The women were between 13 and 18 years old at the time of their surgeries, which were performed between 2005 and 2008. Eight years on, the findings show the organs had retained normal function."This may represent a new option for patients who require vaginal reconstructive surgeries. In addition, this study is one more example of how regenerative medicine strategies can be applied to a variety of tissues and organs."
The women also filled out a Female Sexual Function Index questionnaire showing they had normal sexual function, including pain-free intercourse and desire.
Atlantida-Raya Rivera, lead author of the paper, said: "Tissue biopsies, MRI scans and internal exams using magnification all showed that the engineered vaginas were similar in makeup and function to native tissue."
How were the vaginas grown?
Researchers engineered the vaginas using muscle and epithelial cells, which line the body's cavities, from each patient's external genitals. The cells were then extracted and expanded before being placed on a biodegradable material that had been hand sewn into a vagina-like shape tailor-made to fit each patient.

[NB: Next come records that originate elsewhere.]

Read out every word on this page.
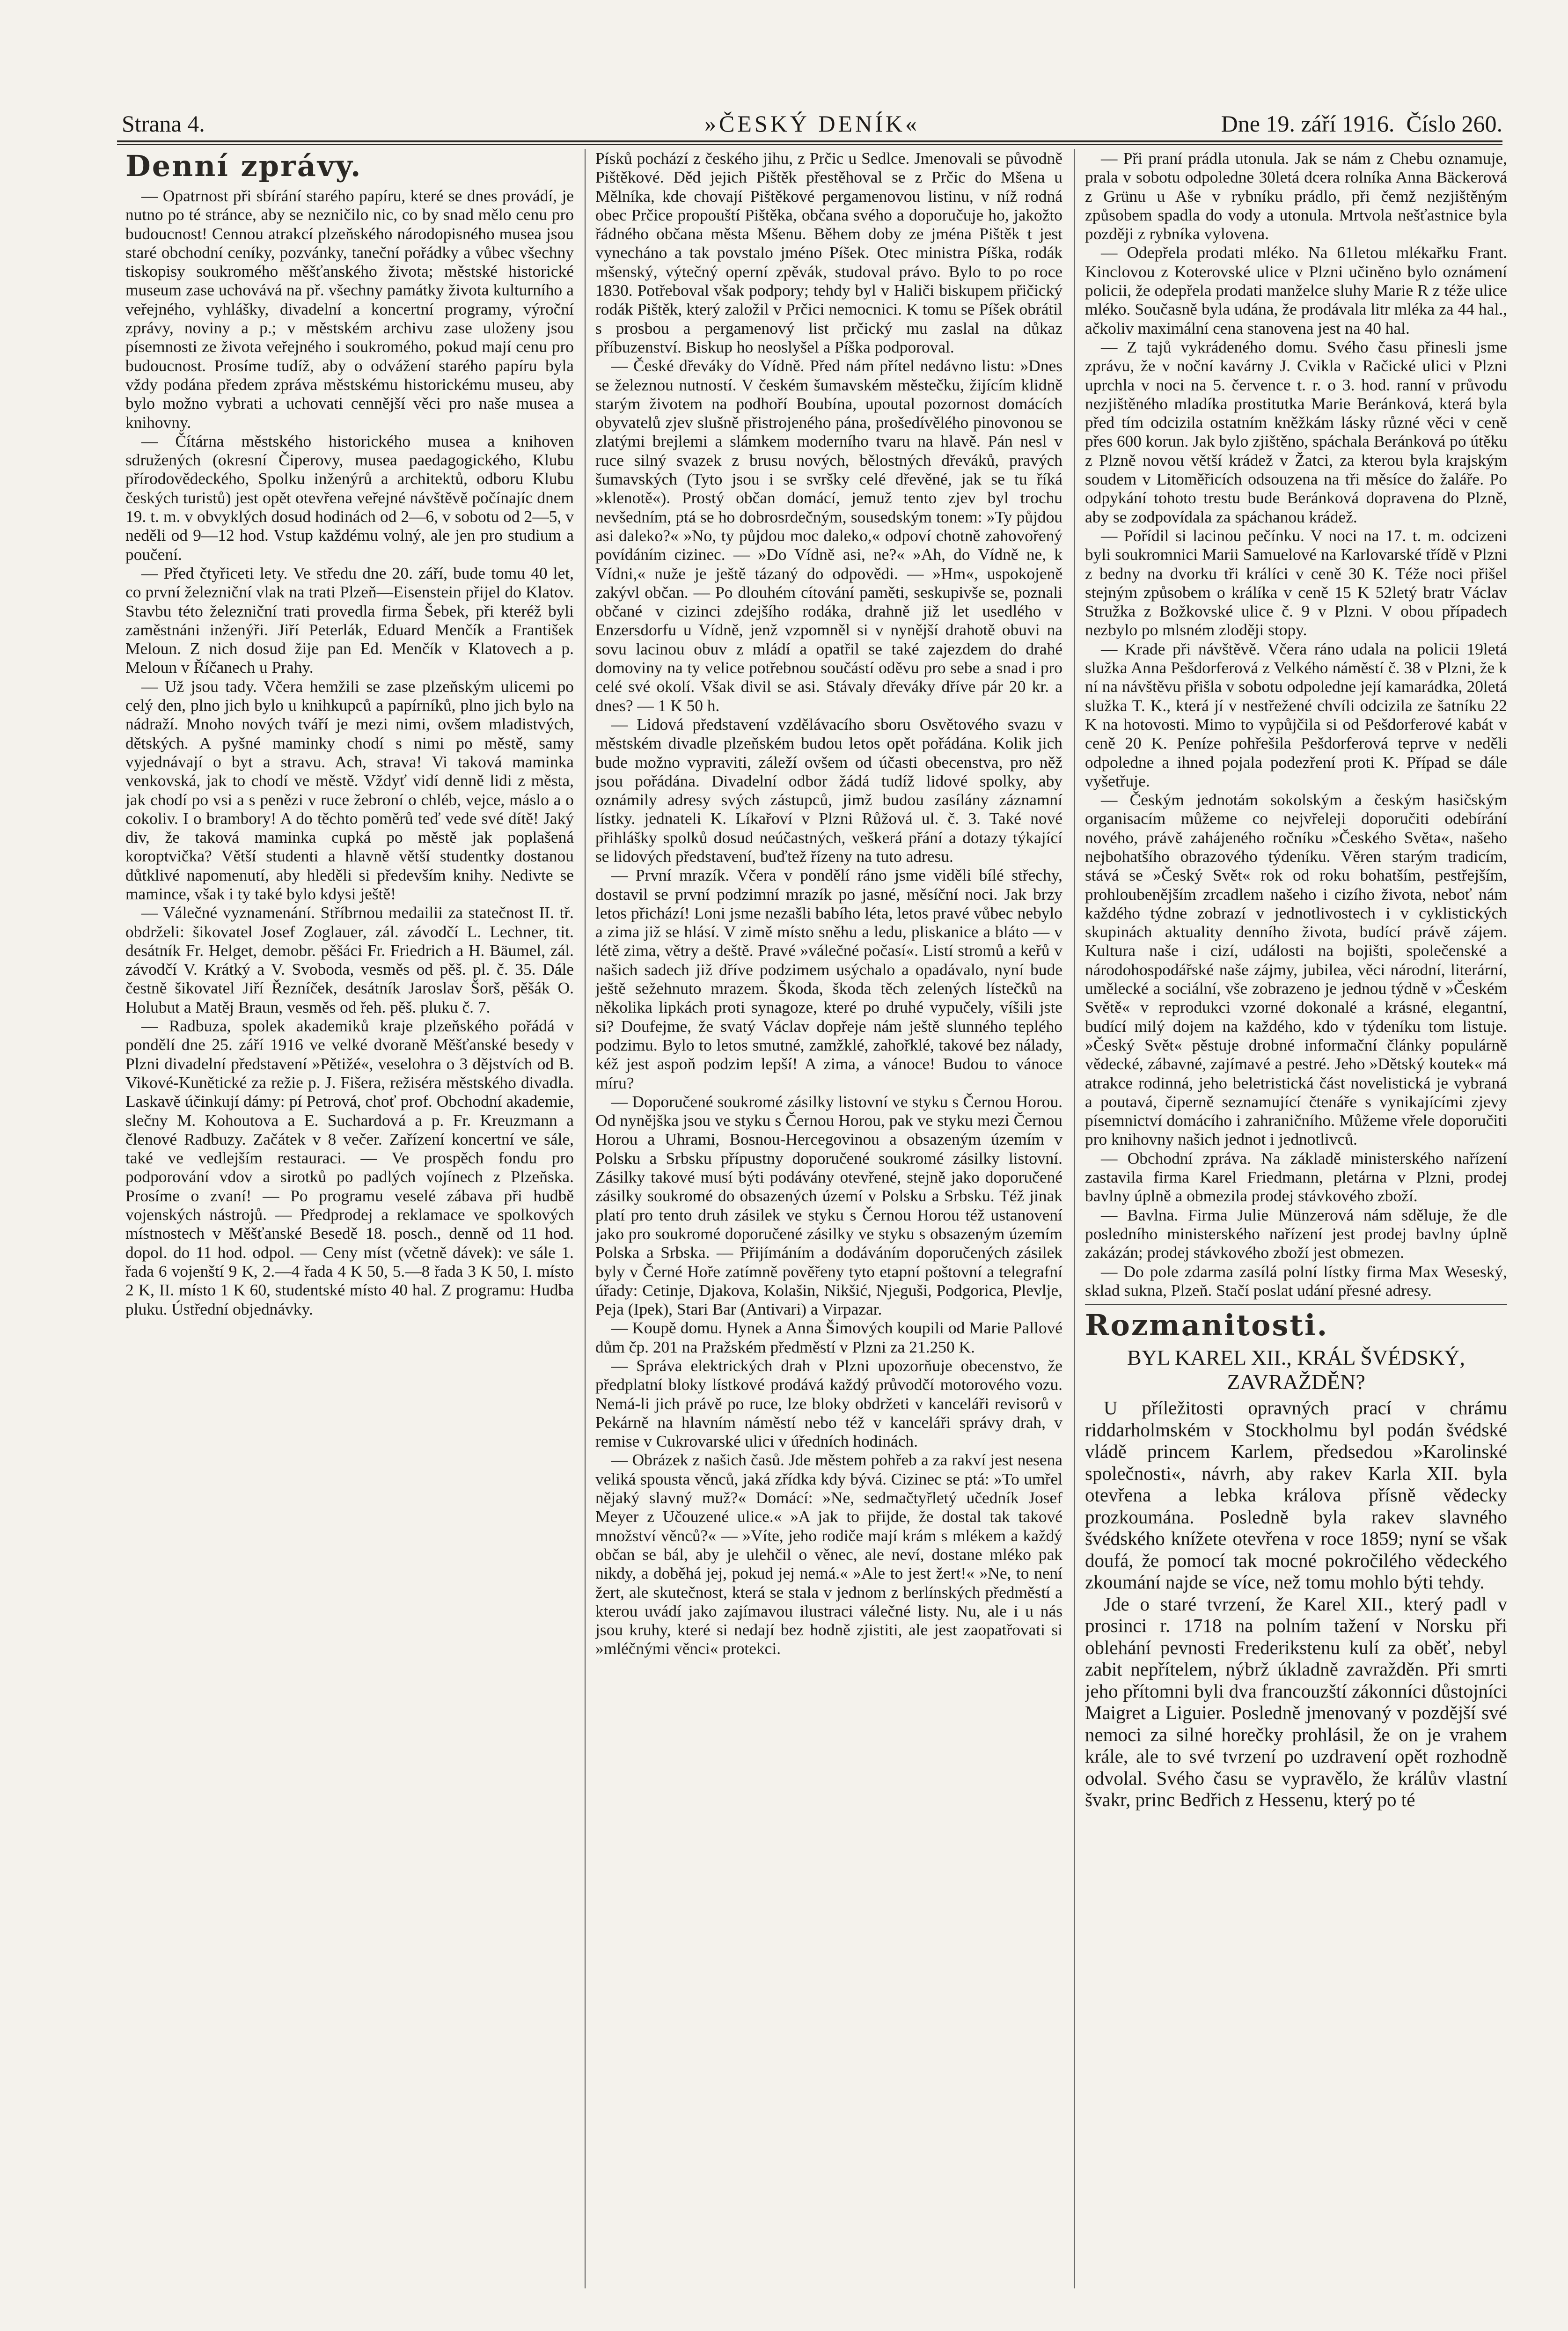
Strana 4.	»ČESKÝ DENÍK«	Dne 19. září 1916. Číslo 260.
Denní zprávy.

— Opatrnost při sbírání starého papíru, které se dnes provádí, je nutno po té stránce, aby se nezničilo nic, co by snad mělo cenu pro budoucnost! Cennou atrakcí plzeňského národopisného musea jsou staré obchodní ceníky, pozvánky, taneční pořádky a vůbec všechny tiskopisy soukromého měšťanského života; městské historické museum zase uchovává na př. všechny památky života kulturního a veřejného, vyhlášky, divadelní a koncertní programy, výroční zprávy, noviny a p.; v městském archivu zase uloženy jsou písemnosti ze života veřejného i soukromého, pokud mají cenu pro budoucnost. Prosíme tudíž, aby o odvážení starého papíru byla vždy podána předem zpráva městskému historickému museu, aby bylo možno vybrati a uchovati cennější věci pro naše musea a knihovny.

— Čítárna městského historického musea a knihoven sdružených (okresní Čiperovy, musea paedagogického, Klubu přírodovědeckého, Spolku inženýrů a architektů, odboru Klubu českých turistů) jest opět otevřena veřejné návštěvě počínajíc dnem 19. t. m. v obvyklých dosud hodinách od 2—6, v sobotu od 2—5, v neděli od 9—12 hod. Vstup každému volný, ale jen pro studium a poučení.

— Před čtyřiceti lety. Ve středu dne 20. září, bude tomu 40 let, co první železniční vlak na trati Plzeň—Eisenstein přijel do Klatov. Stavbu této železniční trati provedla firma Šebek, při kteréž byli zaměstnáni inženýři. Jiří Peterlák, Eduard Menčík a František Meloun. Z nich dosud žije pan Ed. Menčík v Klatovech a p. Meloun v Říčanech u Prahy.

— Už jsou tady. Včera hemžili se zase plzeňským ulicemi po celý den, plno jich bylo u knihkupců a papírníků, plno jich bylo na nádraží. Mnoho nových tváří je mezi nimi, ovšem mladistvých, dětských. A pyšné maminky chodí s nimi po městě, samy vyjednávají o byt a stravu. Ach, strava! Vi taková maminka venkovská, jak to chodí ve městě. Vždyť vidí denně lidi z města, jak chodí po vsi a s penězi v ruce žebroní o chléb, vejce, máslo a o cokoliv. I o brambory! A do těchto poměrů teď vede své dítě! Jaký div, že taková maminka cupká po městě jak poplašená koroptvička? Větší studenti a hlavně větší studentky dostanou důtklivé napomenutí, aby hleděli si především knihy. Nedivte se mamince, však i ty také bylo kdysi ještě!

— Válečné vyznamenání. Stříbrnou medailii za statečnost II. tř. obdrželi: šikovatel Josef Zoglauer, zál. závodčí L. Lechner, tit. desátník Fr. Helget, demobr. pěšáci Fr. Friedrich a H. Bäumel, zál. závodčí V. Krátký a V. Svoboda, vesměs od pěš. pl. č. 35. Dále čestně šikovatel Jiří Řezníček, desátník Jaroslav Šorš, pěšák O. Holubut a Matěj Braun, vesměs od řeh. pěš. pluku č. 7.

— Radbuza, spolek akademiků kraje plzeňského pořádá v pondělí dne 25. září 1916 ve velké dvoraně Měšťanské besedy v Plzni divadelní představení »Pětižé«, veselohra o 3 dějstvích od B. Vikové-Kunětické za režie p. J. Fišera, režiséra městského divadla. Laskavě účinkují dámy: pí Petrová, choť prof. Obchodní akademie, slečny M. Kohoutova a E. Suchardová a p. Fr. Kreuzmann a členové Radbuzy. Začátek v 8 večer. Zařízení koncertní ve sále, také ve vedlejším restauraci. — Ve prospěch fondu pro podporování vdov a sirotků po padlých vojínech z Plzeňska. Prosíme o zvaní! — Po programu veselé zábava při hudbě vojenských nástrojů. — Předprodej a reklamace ve spolkových místnostech v Měšťanské Besedě 18. posch., denně od 11 hod. dopol. do 11 hod. odpol. — Ceny míst (včetně dávek): ve sále 1. řada 6 vojenští 9 K, 2.—4 řada 4 K 50, 5.—8 řada 3 K 50, I. místo 2 K, II. místo 1 K 60, studentské místo 40 hal. Z programu: Hudba pluku. Ústřední objednávky.

Písků pochází z českého jihu, z Prčic u Sedlce. Jmenovali se původně Pištěkové. Děd jejich Pištěk přestěhoval se z Prčic do Mšena u Mělníka, kde chovají Pištěkové pergamenovou listinu, v níž rodná obec Prčice propouští Pištěka, občana svého a doporučuje ho, jakožto řádného občana města Mšenu. Během doby ze jména Pištěk t jest vynecháno a tak povstalo jméno Píšek. Otec ministra Píška, rodák mšenský, výtečný operní zpěvák, studoval právo. Bylo to po roce 1830. Potřeboval však podpory; tehdy byl v Haliči biskupem přičický rodák Pištěk, který založil v Prčici nemocnici. K tomu se Píšek obrátil s prosbou a pergamenový list prčický mu zaslal na důkaz příbuzenství. Biskup ho neoslyšel a Píška podporoval.

— České dřeváky do Vídně. Před nám přítel nedávno listu: »Dnes se železnou nutností. V českém šumavském městečku, žijícím klidně starým životem na podhoří Boubína, upoutal pozornost domácích obyvatelů zjev slušně přistrojeného pána, prošedívělého pinovonou se zlatými brejlemi a slámkem moderního tvaru na hlavě. Pán nesl v ruce silný svazek z brusu nových, bělostných dřeváků, pravých šumavských (Tyto jsou i se svršky celé dřevěné, jak se tu říká »klenotě«). Prostý občan domácí, jemuž tento zjev byl trochu nevšedním, ptá se ho dobrosrdečným, sousedským tonem: »Ty půjdou asi daleko?« »No, ty půjdou moc daleko,« odpoví chotně zahovořený povídáním cizinec. — »Do Vídně asi, ne?« »Ah, do Vídně ne, k Vídni,« nuže je ještě tázaný do odpovědi. — »Hm«, uspokojeně zakývl občan. — Po dlouhém cítování paměti, seskupivše se, poznali občané v cizinci zdejšího rodáka, drahně již let usedlého v Enzersdorfu u Vídně, jenž vzpomněl si v nynější drahotě obuvi na sovu lacinou obuv z mládí a opatřil se také zajezdem do drahé domoviny na ty velice potřebnou součástí oděvu pro sebe a snad i pro celé své okolí. Však divil se asi. Stávaly dřeváky dříve pár 20 kr. a dnes? — 1 K 50 h.

— Lidová představení vzdělávacího sboru Osvětového svazu v městském divadle plzeňském budou letos opět pořádána. Kolik jich bude možno vypraviti, záleží ovšem od účasti obecenstva, pro něž jsou pořádána. Divadelní odbor žádá tudíž lidové spolky, aby oznámily adresy svých zástupců, jimž budou zasílány záznamní lístky. jednateli K. Líkařoví v Plzni Růžová ul. č. 3. Také nové přihlášky spolků dosud neúčastných, veškerá přání a dotazy týkající se lidových představení, buďtež řízeny na tuto adresu.

— První mrazík. Včera v pondělí ráno jsme viděli bílé střechy, dostavil se první podzimní mrazík po jasné, měsíční noci. Jak brzy letos přichází! Loni jsme nezašli babího léta, letos pravé vůbec nebylo a zima již se hlásí. V zimě místo sněhu a ledu, pliskanice a bláto — v létě zima, větry a deště. Pravé »válečné počasí«. Listí stromů a keřů v našich sadech již dříve podzimem usýchalo a opadávalo, nyní bude ještě sežehnuto mrazem. Škoda, škoda těch zelených lístečků na několika lipkách proti synagoze, které po druhé vypučely, víšili jste si? Doufejme, že svatý Václav dopřeje nám ještě slunného teplého podzimu. Bylo to letos smutné, zamžklé, zahořklé, takové bez nálady, kéž jest aspoň podzim lepší! A zima, a vánoce! Budou to vánoce míru?

— Doporučené soukromé zásilky listovní ve styku s Černou Horou. Od nynějška jsou ve styku s Černou Horou, pak ve styku mezi Černou Horou a Uhrami, Bosnou-Hercegovinou a obsazeným územím v Polsku a Srbsku přípustny doporučené soukromé zásilky listovní. Zásilky takové musí býti podávány otevřené, stejně jako doporučené zásilky soukromé do obsazených území v Polsku a Srbsku. Též jinak platí pro tento druh zásilek ve styku s Černou Horou též ustanovení jako pro soukromé doporučené zásilky ve styku s obsazeným územím Polska a Srbska. — Přijímáním a dodáváním doporučených zásilek byly v Černé Hoře zatímně pověřeny tyto etapní poštovní a telegrafní úřady: Cetinje, Djakova, Kolašin, Nikšić, Njeguši, Podgorica, Plevlje, Peja (Ipek), Stari Bar (Antivari) a Virpazar.

— Koupě domu. Hynek a Anna Šimových koupili od Marie Pallové dům čp. 201 na Pražském předměstí v Plzni za 21.250 K.

— Správa elektrických drah v Plzni upozorňuje obecenstvo, že předplatní bloky lístkové prodává každý průvodčí motorového vozu. Nemá-li jich právě po ruce, lze bloky obdržeti v kanceláři revisorů v Pekárně na hlavním náměstí nebo též v kanceláři správy drah, v remise v Cukrovarské ulici v úředních hodinách.

— Obrázek z našich časů. Jde městem pohřeb a za rakví jest nesena veliká spousta věnců, jaká zřídka kdy bývá. Cizinec se ptá: »To umřel nějaký slavný muž?« Domácí: »Ne, sedmačtyřletý učedník Josef Meyer z Učouzené ulice.« »A jak to přijde, že dostal tak takové množství věnců?« — »Víte, jeho rodiče mají krám s mlékem a každý občan se bál, aby je ulehčil o věnec, ale neví, dostane mléko pak nikdy, a doběhá jej, pokud jej nemá.« »Ale to jest žert!« »Ne, to není žert, ale skutečnost, která se stala v jednom z berlínských předměstí a kterou uvádí jako zajímavou ilustraci válečné listy. Nu, ale i u nás jsou kruhy, které si nedají bez hodně zjistiti, ale jest zaopatřovati si »mléčnými věnci« protekci.

— Při praní prádla utonula. Jak se nám z Chebu oznamuje, prala v sobotu odpoledne 30letá dcera rolníka Anna Bäckerová z Grünu u Aše v rybníku prádlo, při čemž nezjištěným způsobem spadla do vody a utonula. Mrtvola nešťastnice byla později z rybníka vylovena.

— Odepřela prodati mléko. Na 61letou mlékařku Frant. Kinclovou z Koterovské ulice v Plzni učiněno bylo oznámení policii, že odepřela prodati manželce sluhy Marie R z téže ulice mléko. Současně byla udána, že prodávala litr mléka za 44 hal., ačkoliv maximální cena stanovena jest na 40 hal.

— Z tajů vykrádeného domu. Svého času přinesli jsme zprávu, že v noční kavárny J. Cvikla v Račické ulici v Plzni uprchla v noci na 5. července t. r. o 3. hod. ranní v průvodu nezjištěného mladíka prostitutka Marie Beránková, která byla před tím odcizila ostatním kněžkám lásky různé věci v ceně přes 600 korun. Jak bylo zjištěno, spáchala Beránková po útěku z Plzně novou větší krádež v Žatci, za kterou byla krajským soudem v Litoměřicích odsouzena na tři měsíce do žaláře. Po odpykání tohoto trestu bude Beránková dopravena do Plzně, aby se zodpovídala za spáchanou krádež.

— Pořídil si lacinou pečínku. V noci na 17. t. m. odcizeni byli soukromnici Marii Samuelové na Karlovarské třídě v Plzni z bedny na dvorku tři králíci v ceně 30 K. Téže noci přišel stejným způsobem o králíka v ceně 15 K 52letý bratr Václav Stružka z Božkovské ulice č. 9 v Plzni. V obou případech nezbylo po mlsném zloději stopy.

— Krade při návštěvě. Včera ráno udala na policii 19letá služka Anna Pešdorferová z Velkého náměstí č. 38 v Plzni, že k ní na návštěvu přišla v sobotu odpoledne její kamarádka, 20letá služka T. K., která jí v nestřežené chvíli odcizila ze šatníku 22 K na hotovosti. Mimo to vypůjčila si od Pešdorferové kabát v ceně 20 K. Peníze pohřešila Pešdorferová teprve v neděli odpoledne a ihned pojala podezření proti K. Případ se dále vyšetřuje.

— Českým jednotám sokolským a českým hasičským organisacím můžeme co nejvřeleji doporučiti odebírání nového, právě zahájeného ročníku »Českého Světa«, našeho nejbohatšího obrazového týdeníku. Věren starým tradicím, stává se »Český Svět« rok od roku bohatším, pestřejším, prohloubenějším zrcadlem našeho i cizího života, neboť nám každého týdne zobrazí v jednotlivostech i v cyklistických skupinách aktuality denního života, budící právě zájem. Kultura naše i cizí, události na bojišti, společenské a národohospodářské naše zájmy, jubilea, věci národní, literární, umělecké a sociální, vše zobrazeno je jednou týdně v »Českém Světě« v reprodukci vzorné dokonalé a krásné, elegantní, budící milý dojem na každého, kdo v týdeníku tom listuje. »Český Svět« pěstuje drobné informační články populárně vědecké, zábavné, zajímavé a pestré. Jeho »Dětský koutek« má atrakce rodinná, jeho beletristická část novelistická je vybraná a poutavá, čiperně seznamující čtenáře s vynikajícími zjevy písemnictví domácího i zahraničního. Můžeme vřele doporučiti pro knihovny našich jednot i jednotlivců.

— Obchodní zpráva. Na základě ministerského nařízení zastavila firma Karel Friedmann, pletárna v Plzni, prodej bavlny úplně a obmezila prodej stávkového zboží.

— Bavlna. Firma Julie Münzerová nám sděluje, že dle posledního ministerského nařízení jest prodej bavlny úplně zakázán; prodej stávkového zboží jest obmezen.

— Do pole zdarma zasílá polní lístky firma Max Weseský, sklad sukna, Plzeň. Stačí poslat udání přesné adresy.

Rozmanitosti.
BYL KAREL XII., KRÁL ŠVÉDSKÝ, ZAVRAŽDĚN?

U příležitosti opravných prací v chrámu riddarholmském v Stockholmu byl podán švédské vládě princem Karlem, předsedou »Karolinské společnosti«, návrh, aby rakev Karla XII. byla otevřena a lebka králova přísně vědecky prozkoumána. Posledně byla rakev slavného švédského knížete otevřena v roce 1859; nyní se však doufá, že pomocí tak mocné pokročilého vědeckého zkoumání najde se více, než tomu mohlo býti tehdy.

Jde o staré tvrzení, že Karel XII., který padl v prosinci r. 1718 na polním tažení v Norsku při oblehání pevnosti Frederikstenu kulí za oběť, nebyl zabit nepřítelem, nýbrž úkladně zavražděn. Při smrti jeho přítomni byli dva francouzští zákonníci důstojníci Maigret a Liguier. Posledně jmenovaný v pozdější své nemoci za silné horečky prohlásil, že on je vrahem krále, ale to své tvrzení po uzdravení opět rozhodně odvolal. Svého času se vypravělo, že králův vlastní švakr, princ Bedřich z Hessenu, který po té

Six weeks after the biopsy, surgeons created a canal in each of the women's pelvis and sutured the scaffold to the reproductive structures. Once implanted, the nerves and blood vessels form and the cells expand to form tissue. The scaffolding material is absorbed by the body and the cells form a permanent support structure to replace it.
Tests showed the difference between native tissue and the lab grown vaginas was indistinguishable, while the scaffold had developed into vaginal tissue.
Breakthrough treatment for MRHK
At present, treatment for MRHK includes reconstructive surgery using a variety of materials, including skin grafts and tissue that lines the abdominal cavity. These often lack normal muscle layer, however, and patients can end up with a narrowing or contracting of the vagina.
Complication rate for these treatments is high, with three in four women experiencing problems.
Researchers say that their treatment could also be applied to patients with vaginal cancer of injuries. However, they said that it is important to gain further clinical experience, as the current research is based on such a small sample.
Hope for the future
A comment piece in the Lancet discussing the study said: "Of course, progression from first-in-human experiences is in only a few patients, such as those reported by Raya-Rivera and Fulco and their colleagues to a full integration into health systems involves many steps, and is often an uphill struggle.
"There is a need for larger trials, with efficacy shown in larger patient cohorts with long-term follow-up; meanwhile, clinical grade processing, scale-out and commercialisation all incur substantial time and cost. However, these barriers are not unique to tissue engineering, and many countries now have large translational income streams, engaged biotech companies and streamlined regulatory processes that might lower these barriers."
What is Mayer-Rokitansky-Küster-Hauser?
MRKH is a disorder that affects around one in every 5,000 girls. It mainly affects the reproductive system, causing the vagina and uterus to be underdeveloped or absent. Women who have MRKH normally do not have periods because of their missing uterus.
The first noticeable sign of MRKH is when menstruation has not started by the age of 16. They have normally functioning ovaries and female external genitalia. Their breasts also develop normally. Women with the syndrome cannot normally have children naturally, but it is possible with assisted reproduction.
The cause of MRKH is unknown, although researchers believe it is likely a combination of genetic and environmental factors.